Mais revenons à ce grand débat qui commence à débattre sur le débat lui-même, eh oui, nous sommes comme cela nous les Français, nous aimons les polémiques de tout genre surtout lorsqu’elles sont stériles. Quatre thèmes principaux ont été retenus par le pouvoir central :

La transition écologique
La fiscalité
L’organisation de l’État et des collectivités publiques
Le débat démocratique.

Si le cahier de doléances avait été ouvert à la mairie de Pau, j’aurais inscrit : Sur le thème de la fiscalité : une réforme totale de celle-ci avec pour objet essentiel, le respect absolu du principe d’égalité de tous devant l’impôt. Cela devrait comporter une uniformisation au plan national, des taux des impôts locaux que sont la taxe d’habitation et la taxe foncière. Je n’aurais pas eu le loisir d’en écrire davantage parce que dans ce genre d’exercice, pour être audible, il vaut mieux être bref. Mais ici, il est possible de développer. Je m’interroge en effet sur l’opportunité de supprimer la taxe d’habitation pour certains et pas pour d’autres puis en définitive et peut-être, pour tout le monde. C’est encore mal défini et pollué par nombre de tergiversations. Soulignons seulement que le Conseil d’État, c’est pas rien, a rappelé que pour respecter le principe d’égalité de tous devant l’impôt, qui est un principe constitutionnel, il fallait supprimer la taxe d’habitation pour tout le monde et pas seulement pour certains. Je me base donc sur ce principe fort opportunément rappelé. Cependant comme l’État a décidé de compenser auprès des collectivités territoriales le manque à gagner par cette suppression, il faudra bien ponctionner ailleurs. Et comme il ne sait pas faire d’économies il réfléchit sérieusement au moyen de créer de nouvelles ressources. Qui en sera victime ?

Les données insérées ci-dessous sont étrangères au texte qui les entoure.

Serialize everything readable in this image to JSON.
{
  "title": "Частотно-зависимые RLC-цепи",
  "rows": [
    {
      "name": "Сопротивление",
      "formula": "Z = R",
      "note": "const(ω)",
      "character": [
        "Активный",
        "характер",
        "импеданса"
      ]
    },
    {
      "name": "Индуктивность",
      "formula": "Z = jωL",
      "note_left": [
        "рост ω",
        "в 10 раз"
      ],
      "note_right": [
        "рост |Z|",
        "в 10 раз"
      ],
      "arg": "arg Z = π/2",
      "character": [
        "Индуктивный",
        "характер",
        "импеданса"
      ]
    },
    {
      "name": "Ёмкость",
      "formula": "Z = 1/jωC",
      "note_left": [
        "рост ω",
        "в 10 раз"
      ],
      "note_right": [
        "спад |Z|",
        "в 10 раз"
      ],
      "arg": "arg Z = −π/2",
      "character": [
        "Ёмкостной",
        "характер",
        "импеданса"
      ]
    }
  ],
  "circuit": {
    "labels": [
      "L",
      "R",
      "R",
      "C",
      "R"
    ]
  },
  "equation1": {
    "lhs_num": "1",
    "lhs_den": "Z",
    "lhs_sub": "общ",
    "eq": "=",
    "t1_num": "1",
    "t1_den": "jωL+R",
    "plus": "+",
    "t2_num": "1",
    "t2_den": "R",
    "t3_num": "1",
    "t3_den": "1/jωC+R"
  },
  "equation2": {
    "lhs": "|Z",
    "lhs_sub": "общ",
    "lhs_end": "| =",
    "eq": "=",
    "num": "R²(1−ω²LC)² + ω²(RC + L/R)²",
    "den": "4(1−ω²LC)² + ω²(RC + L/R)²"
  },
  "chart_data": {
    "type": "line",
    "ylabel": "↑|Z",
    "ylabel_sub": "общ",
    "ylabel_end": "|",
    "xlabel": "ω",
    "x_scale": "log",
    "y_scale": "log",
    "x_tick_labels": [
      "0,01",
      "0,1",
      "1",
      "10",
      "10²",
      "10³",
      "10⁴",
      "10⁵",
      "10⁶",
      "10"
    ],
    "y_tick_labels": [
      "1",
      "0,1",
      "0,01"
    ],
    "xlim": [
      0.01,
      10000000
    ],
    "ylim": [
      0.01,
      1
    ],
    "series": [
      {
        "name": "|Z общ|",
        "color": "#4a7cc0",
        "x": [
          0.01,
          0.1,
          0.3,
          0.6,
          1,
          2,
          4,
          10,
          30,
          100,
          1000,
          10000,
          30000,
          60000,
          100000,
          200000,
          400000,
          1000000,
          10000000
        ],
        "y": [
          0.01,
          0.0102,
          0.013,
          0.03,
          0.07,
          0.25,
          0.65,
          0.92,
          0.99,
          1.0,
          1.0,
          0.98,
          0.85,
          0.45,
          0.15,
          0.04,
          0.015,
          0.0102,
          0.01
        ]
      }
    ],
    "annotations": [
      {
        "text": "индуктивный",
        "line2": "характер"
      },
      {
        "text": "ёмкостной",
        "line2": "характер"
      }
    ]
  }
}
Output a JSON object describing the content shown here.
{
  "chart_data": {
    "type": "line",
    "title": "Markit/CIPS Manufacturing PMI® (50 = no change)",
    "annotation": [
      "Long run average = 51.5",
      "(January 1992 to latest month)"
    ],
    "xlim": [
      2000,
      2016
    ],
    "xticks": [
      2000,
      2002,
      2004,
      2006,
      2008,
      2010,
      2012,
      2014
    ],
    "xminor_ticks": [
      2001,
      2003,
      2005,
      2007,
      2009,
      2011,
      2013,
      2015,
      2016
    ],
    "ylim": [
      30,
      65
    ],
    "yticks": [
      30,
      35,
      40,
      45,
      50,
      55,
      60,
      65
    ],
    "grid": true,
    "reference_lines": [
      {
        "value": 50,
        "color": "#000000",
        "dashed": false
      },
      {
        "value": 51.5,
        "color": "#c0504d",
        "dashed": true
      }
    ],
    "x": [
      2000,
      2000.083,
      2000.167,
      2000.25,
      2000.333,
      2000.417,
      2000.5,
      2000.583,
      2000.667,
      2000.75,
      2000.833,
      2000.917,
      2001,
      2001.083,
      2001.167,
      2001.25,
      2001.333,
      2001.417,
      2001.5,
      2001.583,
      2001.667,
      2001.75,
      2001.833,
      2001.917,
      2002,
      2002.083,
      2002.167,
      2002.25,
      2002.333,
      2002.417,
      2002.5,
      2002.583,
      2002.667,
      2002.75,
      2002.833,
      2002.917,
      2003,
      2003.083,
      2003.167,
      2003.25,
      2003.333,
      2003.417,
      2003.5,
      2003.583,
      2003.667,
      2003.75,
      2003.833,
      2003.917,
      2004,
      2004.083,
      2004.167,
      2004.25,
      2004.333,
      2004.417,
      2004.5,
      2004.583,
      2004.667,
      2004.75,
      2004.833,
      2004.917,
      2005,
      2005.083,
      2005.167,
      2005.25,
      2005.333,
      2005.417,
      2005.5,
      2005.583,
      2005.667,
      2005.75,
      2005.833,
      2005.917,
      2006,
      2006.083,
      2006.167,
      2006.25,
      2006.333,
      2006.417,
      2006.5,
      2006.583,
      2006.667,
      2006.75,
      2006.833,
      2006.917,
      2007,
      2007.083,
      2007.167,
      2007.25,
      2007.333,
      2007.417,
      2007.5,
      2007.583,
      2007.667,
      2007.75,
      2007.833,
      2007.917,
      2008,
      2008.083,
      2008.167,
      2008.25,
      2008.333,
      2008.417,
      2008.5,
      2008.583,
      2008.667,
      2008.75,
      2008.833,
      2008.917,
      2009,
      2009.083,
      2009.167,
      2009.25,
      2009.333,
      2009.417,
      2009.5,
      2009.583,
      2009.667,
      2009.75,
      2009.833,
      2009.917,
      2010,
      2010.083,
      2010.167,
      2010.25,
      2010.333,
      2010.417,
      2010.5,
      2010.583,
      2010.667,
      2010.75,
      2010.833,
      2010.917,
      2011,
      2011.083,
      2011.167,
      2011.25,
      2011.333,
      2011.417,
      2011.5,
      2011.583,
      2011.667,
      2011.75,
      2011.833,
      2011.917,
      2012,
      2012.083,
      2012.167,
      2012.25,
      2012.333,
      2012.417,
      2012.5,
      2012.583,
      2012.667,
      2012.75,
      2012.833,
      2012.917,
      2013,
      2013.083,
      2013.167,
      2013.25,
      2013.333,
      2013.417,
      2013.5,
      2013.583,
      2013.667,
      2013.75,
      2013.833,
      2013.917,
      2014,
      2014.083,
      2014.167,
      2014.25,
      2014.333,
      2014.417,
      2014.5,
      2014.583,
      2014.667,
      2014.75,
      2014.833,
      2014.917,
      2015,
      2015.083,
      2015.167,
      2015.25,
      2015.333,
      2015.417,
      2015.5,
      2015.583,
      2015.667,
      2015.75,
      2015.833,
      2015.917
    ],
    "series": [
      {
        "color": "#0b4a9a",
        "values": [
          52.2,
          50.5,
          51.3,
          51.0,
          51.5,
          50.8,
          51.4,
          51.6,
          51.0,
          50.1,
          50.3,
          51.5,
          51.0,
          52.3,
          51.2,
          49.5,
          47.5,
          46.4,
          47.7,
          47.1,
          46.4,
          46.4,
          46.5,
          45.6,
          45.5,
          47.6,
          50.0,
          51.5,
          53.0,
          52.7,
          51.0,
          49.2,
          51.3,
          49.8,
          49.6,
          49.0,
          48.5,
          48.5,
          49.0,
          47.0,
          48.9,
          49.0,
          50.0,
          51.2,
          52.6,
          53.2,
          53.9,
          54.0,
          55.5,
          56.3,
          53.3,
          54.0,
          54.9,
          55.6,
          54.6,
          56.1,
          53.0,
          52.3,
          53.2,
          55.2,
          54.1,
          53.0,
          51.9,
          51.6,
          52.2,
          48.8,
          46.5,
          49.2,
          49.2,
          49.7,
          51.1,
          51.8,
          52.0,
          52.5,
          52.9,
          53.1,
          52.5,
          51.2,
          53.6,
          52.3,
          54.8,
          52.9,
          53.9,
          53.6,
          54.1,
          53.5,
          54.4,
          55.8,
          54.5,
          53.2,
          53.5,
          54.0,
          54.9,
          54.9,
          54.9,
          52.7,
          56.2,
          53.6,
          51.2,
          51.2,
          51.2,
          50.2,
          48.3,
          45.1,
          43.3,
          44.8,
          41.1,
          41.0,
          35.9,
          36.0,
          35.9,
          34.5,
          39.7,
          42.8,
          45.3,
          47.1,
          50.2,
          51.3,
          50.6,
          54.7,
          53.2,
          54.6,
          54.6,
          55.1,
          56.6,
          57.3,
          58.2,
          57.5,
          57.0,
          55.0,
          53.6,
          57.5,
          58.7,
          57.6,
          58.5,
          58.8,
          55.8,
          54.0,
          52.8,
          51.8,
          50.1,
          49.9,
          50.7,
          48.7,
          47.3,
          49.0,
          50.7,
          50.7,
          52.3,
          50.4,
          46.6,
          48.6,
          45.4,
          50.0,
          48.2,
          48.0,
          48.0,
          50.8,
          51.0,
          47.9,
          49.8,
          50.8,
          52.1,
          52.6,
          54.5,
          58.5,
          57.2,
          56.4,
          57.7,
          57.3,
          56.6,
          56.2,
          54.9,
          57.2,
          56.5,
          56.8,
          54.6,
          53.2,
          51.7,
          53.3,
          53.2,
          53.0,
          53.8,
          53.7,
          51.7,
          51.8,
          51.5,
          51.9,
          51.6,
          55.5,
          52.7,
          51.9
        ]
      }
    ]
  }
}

Sur le thème de l’organisation de l’État et des collectivités publiques, j’aurais écrit, toujours si la possibilité m’en avait été offerte, que je souhaite une re-centralisation. La décentralisation telle que nous la vivons devient difficile à comprendre dans son organisation et dans la répartition des compétences. Elle coûte cher aux contribuables car là comme ailleurs, les élus se montrent incapables de faire des économies. Mais surtout on nous avait promis la disparition des départements ce qui, sous la pression des élus locaux trop attachés à leurs avantages, n’avait pu se faire. Souvenez-vous de la loi NOTRe. D’autre part, au moment où la préoccupation principalement exprimée dans la rue par les gilets jaunes, porte sur le pouvoir d’achat on ne peut accepter de voir que ces fameuses taxes locales, foncière et d’habitation, progressent plus vite que l’inflation. Tout le monde sait bien que cela ne peut durer. Il faut dire que les élus locaux bénéficiant d’une trop grande autonomie pour fixer les taux sont en partie responsables de la colère ambiante. Ce point rejoint la réforme de la fiscalité objet de ma première doléance. Alors supprimer les départements ou les régions, il faut choisir, oui choisir de diminuer l’épaisseur du millefeuille français, les strates sont trop nombreuses.

Voilà ce que j’aurais écrit si la considération que les élus palois portent à leurs administrés avait conduit à l’ouverture d’un cahier de doléances. Mais ce n’est pas encore la cas. Attendons donc la semaine prochaine mais attention avant le 15 janvier.